During pregnancy our body needs extra folate – this is the natural form of folic acid. Our body cannot use folic acid properly and therefore, in some instances, this can be an issue. I’ll explain further.
Why is folate needed?
Methyl folate is needed in our system, pregnant or not. Ben Lynch, an ND focused in the area of epigenetics, calls it the ‘quarter back of the body’. It supports the production of: neurotransmitters (those things that make us happy, relaxed, stimulated or not), energy (ATP to be exact), blood cells, our immune cells and therefore their proper function. In general it supports over two hundred ‘reactions’ that are run by methylation in our bodies.

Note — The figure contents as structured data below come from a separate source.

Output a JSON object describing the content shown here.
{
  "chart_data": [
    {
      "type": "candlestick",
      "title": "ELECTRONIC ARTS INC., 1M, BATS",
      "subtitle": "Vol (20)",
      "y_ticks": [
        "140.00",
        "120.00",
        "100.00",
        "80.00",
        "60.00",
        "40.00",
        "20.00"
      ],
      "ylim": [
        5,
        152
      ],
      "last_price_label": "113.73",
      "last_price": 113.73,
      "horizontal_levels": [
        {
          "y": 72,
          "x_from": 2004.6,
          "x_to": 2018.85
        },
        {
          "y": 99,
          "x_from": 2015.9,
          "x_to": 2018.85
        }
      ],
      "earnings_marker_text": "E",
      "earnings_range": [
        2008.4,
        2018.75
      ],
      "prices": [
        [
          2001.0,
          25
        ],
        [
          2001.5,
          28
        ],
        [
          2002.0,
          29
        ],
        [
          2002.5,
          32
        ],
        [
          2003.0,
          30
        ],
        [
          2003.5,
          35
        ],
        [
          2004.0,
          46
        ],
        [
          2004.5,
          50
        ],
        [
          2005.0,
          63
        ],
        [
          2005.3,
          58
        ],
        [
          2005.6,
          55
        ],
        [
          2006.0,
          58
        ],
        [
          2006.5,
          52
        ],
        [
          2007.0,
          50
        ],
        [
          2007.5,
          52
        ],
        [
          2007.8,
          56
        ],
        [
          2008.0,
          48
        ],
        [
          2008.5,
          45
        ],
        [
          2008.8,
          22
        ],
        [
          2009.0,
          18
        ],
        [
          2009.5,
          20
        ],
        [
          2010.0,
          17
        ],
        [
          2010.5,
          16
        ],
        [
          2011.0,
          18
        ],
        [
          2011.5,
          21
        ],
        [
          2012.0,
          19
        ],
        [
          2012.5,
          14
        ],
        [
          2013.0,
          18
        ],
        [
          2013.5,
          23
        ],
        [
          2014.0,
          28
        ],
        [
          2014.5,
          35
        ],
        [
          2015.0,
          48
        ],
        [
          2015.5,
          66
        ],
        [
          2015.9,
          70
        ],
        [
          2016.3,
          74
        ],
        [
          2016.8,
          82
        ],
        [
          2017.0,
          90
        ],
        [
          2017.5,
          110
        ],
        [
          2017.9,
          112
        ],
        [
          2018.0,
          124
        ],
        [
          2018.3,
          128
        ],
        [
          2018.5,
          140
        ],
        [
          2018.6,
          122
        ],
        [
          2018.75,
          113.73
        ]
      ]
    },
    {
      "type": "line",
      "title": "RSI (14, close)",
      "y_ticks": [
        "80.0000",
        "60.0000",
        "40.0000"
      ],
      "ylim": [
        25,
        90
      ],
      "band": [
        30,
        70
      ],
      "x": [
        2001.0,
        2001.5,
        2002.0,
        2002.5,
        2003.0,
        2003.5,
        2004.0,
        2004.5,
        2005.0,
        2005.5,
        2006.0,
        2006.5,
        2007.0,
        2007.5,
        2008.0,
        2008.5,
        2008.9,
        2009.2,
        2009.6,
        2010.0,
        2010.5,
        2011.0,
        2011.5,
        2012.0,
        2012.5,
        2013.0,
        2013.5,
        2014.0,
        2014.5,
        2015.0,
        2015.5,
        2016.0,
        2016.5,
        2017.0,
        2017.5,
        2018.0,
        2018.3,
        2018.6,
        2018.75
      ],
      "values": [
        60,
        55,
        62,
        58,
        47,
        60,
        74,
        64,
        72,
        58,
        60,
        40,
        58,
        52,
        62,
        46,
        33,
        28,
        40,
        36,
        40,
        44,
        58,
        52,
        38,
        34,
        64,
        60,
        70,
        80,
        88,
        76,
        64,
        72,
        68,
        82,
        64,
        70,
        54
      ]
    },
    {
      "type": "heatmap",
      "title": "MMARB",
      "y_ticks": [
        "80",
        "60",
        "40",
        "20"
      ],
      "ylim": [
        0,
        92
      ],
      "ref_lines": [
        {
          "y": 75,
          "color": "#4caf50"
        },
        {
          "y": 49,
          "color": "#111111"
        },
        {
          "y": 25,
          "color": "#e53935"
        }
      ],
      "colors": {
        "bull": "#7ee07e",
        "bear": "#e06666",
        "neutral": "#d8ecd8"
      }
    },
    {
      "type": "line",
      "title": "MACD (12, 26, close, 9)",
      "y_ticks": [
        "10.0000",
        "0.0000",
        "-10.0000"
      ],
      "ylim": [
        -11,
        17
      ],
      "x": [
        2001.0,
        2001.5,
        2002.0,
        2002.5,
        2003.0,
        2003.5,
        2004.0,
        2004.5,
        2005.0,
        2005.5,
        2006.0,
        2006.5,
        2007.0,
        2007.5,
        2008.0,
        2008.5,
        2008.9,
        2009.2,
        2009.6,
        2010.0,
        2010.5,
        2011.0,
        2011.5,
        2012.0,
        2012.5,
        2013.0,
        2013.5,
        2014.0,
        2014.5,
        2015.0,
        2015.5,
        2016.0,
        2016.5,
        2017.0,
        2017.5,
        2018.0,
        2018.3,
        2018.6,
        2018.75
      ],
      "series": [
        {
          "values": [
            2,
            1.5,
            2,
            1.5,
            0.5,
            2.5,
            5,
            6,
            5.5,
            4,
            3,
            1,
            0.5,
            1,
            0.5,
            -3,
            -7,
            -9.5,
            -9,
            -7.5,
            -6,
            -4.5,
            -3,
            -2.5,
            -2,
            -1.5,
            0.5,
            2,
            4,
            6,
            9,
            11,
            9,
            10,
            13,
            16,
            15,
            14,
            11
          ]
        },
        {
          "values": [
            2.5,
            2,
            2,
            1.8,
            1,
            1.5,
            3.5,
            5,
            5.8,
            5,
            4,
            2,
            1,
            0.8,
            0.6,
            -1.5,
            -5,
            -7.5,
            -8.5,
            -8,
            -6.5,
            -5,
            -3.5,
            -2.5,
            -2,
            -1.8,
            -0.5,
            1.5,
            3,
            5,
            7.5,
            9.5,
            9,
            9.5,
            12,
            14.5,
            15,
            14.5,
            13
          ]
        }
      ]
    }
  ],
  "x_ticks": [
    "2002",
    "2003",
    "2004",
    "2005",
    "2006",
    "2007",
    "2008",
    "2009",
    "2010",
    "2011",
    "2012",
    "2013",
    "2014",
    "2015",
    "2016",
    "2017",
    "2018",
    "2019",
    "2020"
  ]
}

Sounds like a quarterback’s job to me :)
During pregnancy – folate supports the production of the neural tube. The neural tube is built via building blocks of DNA. It is responsible for building our brain and spinal chord. If defects occur, you can imagine the implications this has on development of the fetus.

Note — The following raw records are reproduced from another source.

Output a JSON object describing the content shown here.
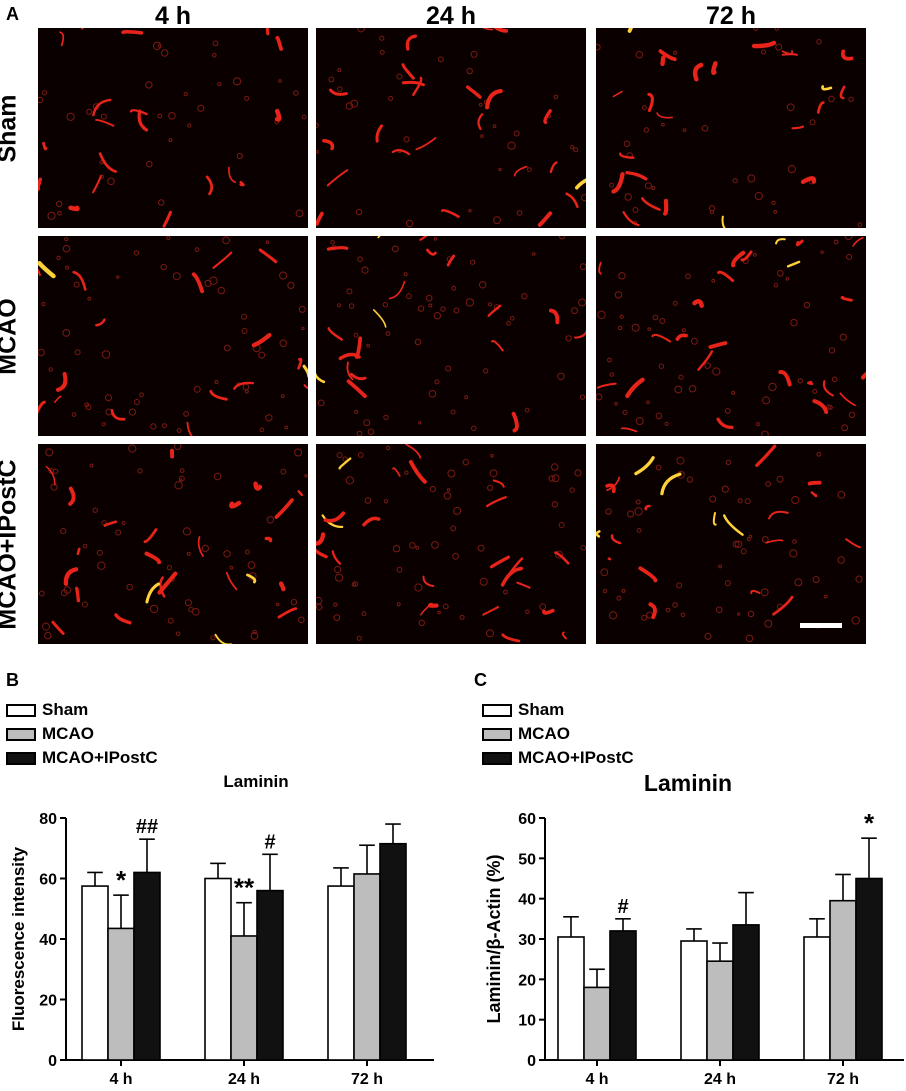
{
  "panel_a": {
    "letter": "A",
    "columns": [
      "4 h",
      "24 h",
      "72 h"
    ],
    "rows": [
      "Sham",
      "MCAO",
      "MCAO+IPostC"
    ]
  },
  "panel_b": {
    "letter": "B",
    "legend": [
      "Sham",
      "MCAO",
      "MCAO+IPostC"
    ]
  },
  "panel_c": {
    "letter": "C",
    "legend": [
      "Sham",
      "MCAO",
      "MCAO+IPostC"
    ]
  },
  "colors": {
    "sham": "#ffffff",
    "mcao": "#bdbdbd",
    "ipostc": "#111111",
    "vessel": "#e8241a"
  },
  "chart_data": [
    {
      "type": "bar",
      "title": "Laminin",
      "ylabel": "Fluorescence intensity",
      "xlabel": "",
      "categories": [
        "4 h",
        "24 h",
        "72 h"
      ],
      "ylim": [
        0,
        80
      ],
      "yticks": [
        0,
        20,
        40,
        60,
        80
      ],
      "series": [
        {
          "name": "Sham",
          "values": [
            57.5,
            60,
            57.5
          ],
          "errors": [
            4.5,
            5,
            6
          ]
        },
        {
          "name": "MCAO",
          "values": [
            43.5,
            41,
            61.5
          ],
          "errors": [
            11,
            11,
            9.5
          ]
        },
        {
          "name": "MCAO+IPostC",
          "values": [
            62,
            56,
            71.5
          ],
          "errors": [
            11,
            12,
            6.5
          ]
        }
      ],
      "annotations": [
        {
          "category": 0,
          "series": 1,
          "text": "*"
        },
        {
          "category": 0,
          "series": 2,
          "text": "##"
        },
        {
          "category": 1,
          "series": 1,
          "text": "**"
        },
        {
          "category": 1,
          "series": 2,
          "text": "#"
        }
      ]
    },
    {
      "type": "bar",
      "title": "Laminin",
      "ylabel": "Laminin/β-Actin (%)",
      "xlabel": "",
      "categories": [
        "4 h",
        "24 h",
        "72 h"
      ],
      "ylim": [
        0,
        60
      ],
      "yticks": [
        0,
        10,
        20,
        30,
        40,
        50,
        60
      ],
      "series": [
        {
          "name": "Sham",
          "values": [
            30.5,
            29.5,
            30.5
          ],
          "errors": [
            5,
            3,
            4.5
          ]
        },
        {
          "name": "MCAO",
          "values": [
            18,
            24.5,
            39.5
          ],
          "errors": [
            4.5,
            4.5,
            6.5
          ]
        },
        {
          "name": "MCAO+IPostC",
          "values": [
            32,
            33.5,
            45
          ],
          "errors": [
            3,
            8,
            10
          ]
        }
      ],
      "annotations": [
        {
          "category": 0,
          "series": 2,
          "text": "#"
        },
        {
          "category": 2,
          "series": 2,
          "text": "*"
        }
      ]
    }
  ]
}
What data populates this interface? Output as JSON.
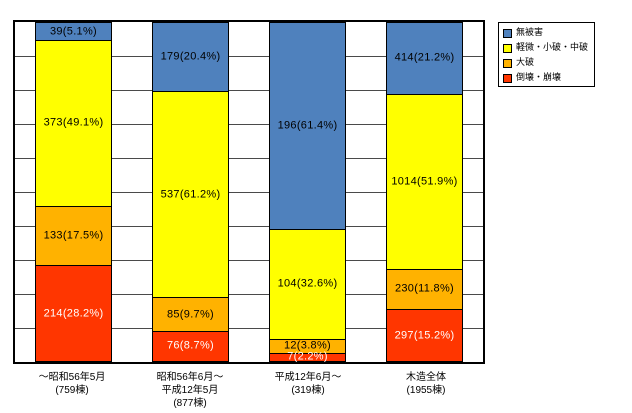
{
  "page": {
    "background": "#ffffff"
  },
  "legend": {
    "position": "top-right",
    "items": [
      {
        "label": "無被害",
        "color": "#4f81bd"
      },
      {
        "label": "軽微・小破・中破",
        "color": "#ffff00"
      },
      {
        "label": "大破",
        "color": "#ffb200"
      },
      {
        "label": "倒壊・崩壊",
        "color": "#ff3600"
      }
    ]
  },
  "chart_data": {
    "type": "bar",
    "subtype": "stacked-100-percent",
    "orientation": "vertical",
    "title": "",
    "xlabel": "",
    "ylabel": "",
    "y_axis": {
      "min_pct": 0,
      "max_pct": 100,
      "gridline_interval_pct": 10,
      "tick_labels_visible": false
    },
    "grid": true,
    "categories": [
      {
        "lines": [
          "～昭和56年5月",
          "(759棟)"
        ]
      },
      {
        "lines": [
          "昭和56年6月～",
          "平成12年5月",
          "(877棟)"
        ]
      },
      {
        "lines": [
          "平成12年6月～",
          "(319棟)"
        ]
      },
      {
        "lines": [
          "木造全体",
          "(1955棟)"
        ]
      }
    ],
    "category_totals": [
      759,
      877,
      319,
      1955
    ],
    "series": [
      {
        "name": "無被害",
        "color": "#4f81bd",
        "label_color": "#000000",
        "points": [
          {
            "value": 39,
            "pct": 5.1,
            "label": "39(5.1%)"
          },
          {
            "value": 179,
            "pct": 20.4,
            "label": "179(20.4%)"
          },
          {
            "value": 196,
            "pct": 61.4,
            "label": "196(61.4%)"
          },
          {
            "value": 414,
            "pct": 21.2,
            "label": "414(21.2%)"
          }
        ]
      },
      {
        "name": "軽微・小破・中破",
        "color": "#ffff00",
        "label_color": "#000000",
        "points": [
          {
            "value": 373,
            "pct": 49.1,
            "label": "373(49.1%)"
          },
          {
            "value": 537,
            "pct": 61.2,
            "label": "537(61.2%)"
          },
          {
            "value": 104,
            "pct": 32.6,
            "label": "104(32.6%)"
          },
          {
            "value": 1014,
            "pct": 51.9,
            "label": "1014(51.9%)"
          }
        ]
      },
      {
        "name": "大破",
        "color": "#ffb200",
        "label_color": "#000000",
        "points": [
          {
            "value": 133,
            "pct": 17.5,
            "label": "133(17.5%)"
          },
          {
            "value": 85,
            "pct": 9.7,
            "label": "85(9.7%)"
          },
          {
            "value": 12,
            "pct": 3.8,
            "label": "12(3.8%)"
          },
          {
            "value": 230,
            "pct": 11.8,
            "label": "230(11.8%)"
          }
        ]
      },
      {
        "name": "倒壊・崩壊",
        "color": "#ff3600",
        "label_color": "#ffffff",
        "points": [
          {
            "value": 214,
            "pct": 28.2,
            "label": "214(28.2%)"
          },
          {
            "value": 76,
            "pct": 8.7,
            "label": "76(8.7%)"
          },
          {
            "value": 7,
            "pct": 2.2,
            "label": "7(2.2%)"
          },
          {
            "value": 297,
            "pct": 15.2,
            "label": "297(15.2%)"
          }
        ]
      }
    ]
  }
}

What’s the difference between folate and folic acid?
Folic acid is synthetic, manmade, not found in nature (do you get it now?) and has to be transformed before your body can use it. Methyl folate (5MTHF), on the other hand, is the major form of folate circulating in your blood. It is the ‘activated version’ of this vitamin/molecule. Folic acid is not methyl folate and can not be converted easily to methyl folate. It is the methyl group on methyl folate that supports those 200 plus enzymes (ie the ones that help to produce a healthy neural tube) in your body. The methyl group is the most important part of the folate. Folic acid DOES NOT have it.
Furthermore, folic acid can only be incorporated into our cells (where it is used) if it is reduced by an enzyme called dihydrafolate reductase (DHFR). But the problem is that this enzyme in humans is really slow. If we continuously are supplementing with folic acid, it then leads to a build up of un-metabolized folic acid lingering in the blood like a group of 16 year olds at a bush party. Ie – smells like trouble.
Well it is.
Why? Because when we have too much un-metabolized folic acid in our blood, it slows down another enzyme called methyltetrahydrafolate reductase (MTHFR). This enzyme is the exact one responsible for making the methyl folate – which is exactly what we need to support the development of the neural tube!

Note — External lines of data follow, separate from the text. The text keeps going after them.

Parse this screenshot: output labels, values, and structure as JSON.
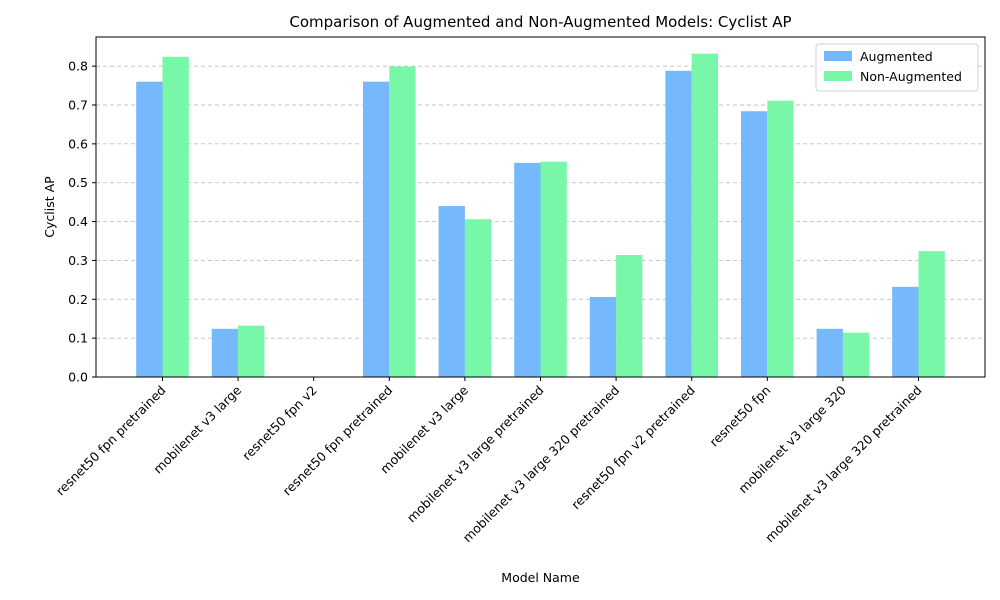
{
  "chart_data": {
    "type": "bar",
    "title": "Comparison of Augmented and Non-Augmented Models: Cyclist AP",
    "xlabel": "Model Name",
    "ylabel": "Cyclist AP",
    "ylim": [
      0,
      0.875
    ],
    "yticks": [
      "0.0",
      "0.1",
      "0.2",
      "0.3",
      "0.4",
      "0.5",
      "0.6",
      "0.7",
      "0.8"
    ],
    "grid": "y-dashed",
    "legend_position": "top-right",
    "categories": [
      "resnet50 fpn pretrained",
      "mobilenet v3 large",
      "resnet50 fpn v2",
      "resnet50 fpn pretrained",
      "mobilenet v3 large",
      "mobilenet v3 large pretrained",
      "mobilenet v3 large 320 pretrained",
      "resnet50 fpn v2 pretrained",
      "resnet50 fpn",
      "mobilenet v3 large 320",
      "mobilenet v3 large 320 pretrained"
    ],
    "series": [
      {
        "name": "Augmented",
        "color": "#76b8fc",
        "values": [
          0.76,
          0.124,
          0.0,
          0.76,
          0.44,
          0.551,
          0.206,
          0.788,
          0.684,
          0.124,
          0.232
        ]
      },
      {
        "name": "Non-Augmented",
        "color": "#78f7a8",
        "values": [
          0.824,
          0.132,
          0.0,
          0.799,
          0.406,
          0.554,
          0.314,
          0.832,
          0.711,
          0.114,
          0.324
        ]
      }
    ]
  }
}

Its all interconnected…is this making sense? Its not straight forward by any means. Bare with me here…
Important side note:
As mentioned already, MTHFR is the enzyme that helps to produce methyl folate. 60% of us have a MTHFR enzyme that is not operating at its full capacity. MTHFR defects are actually linked to a list of neural tube defect conditions along with numerous medical conditions including autism. MTHFR defects are possibly the area we should be focusing our study on, as well as treating, to reduce the number of these neural tube defects and other medical conditions such as autism.
What are sources of folate and folic acid?
Folic acid is found in enriched, processed foods, things like energy bars, breads, cereals, and lots of other packaged goods. Point is – always check the label.
Folate is found in your green leafy vegetables!! Point is? Eat your greens.
So what do we do with this information?
First of all, in the article link above, it would be good to know a) what type of folate is in the serum folate levels (methyl folate or unmetabolized folic acid?) and b) what % of mothers and babies have MTHFR defects. After this article was published, the author and researcher came out saying ‘There's this danger that the message would be that folate supplementation is bad. And that's not at all what we saw.”
Lastly here are some key take aways:
1. During your pregnancy (and in general, for that matter) supplement with methyl folate instead of folic acid. Current recommendation right now is 800 mcg of folic acid during pregnancy. Scratch this. I typically put my patients on 1 mg / day of methyl folate. For me, dosage depends on age, current state of health, any MTHFR defect, and diet.
2. Test for an MTHFR defect!! By testing this and subsequently treating for it, may be just the ticket to prevent the neural tube defects and 100’s of other disorders such as autism, that are linked to this defect.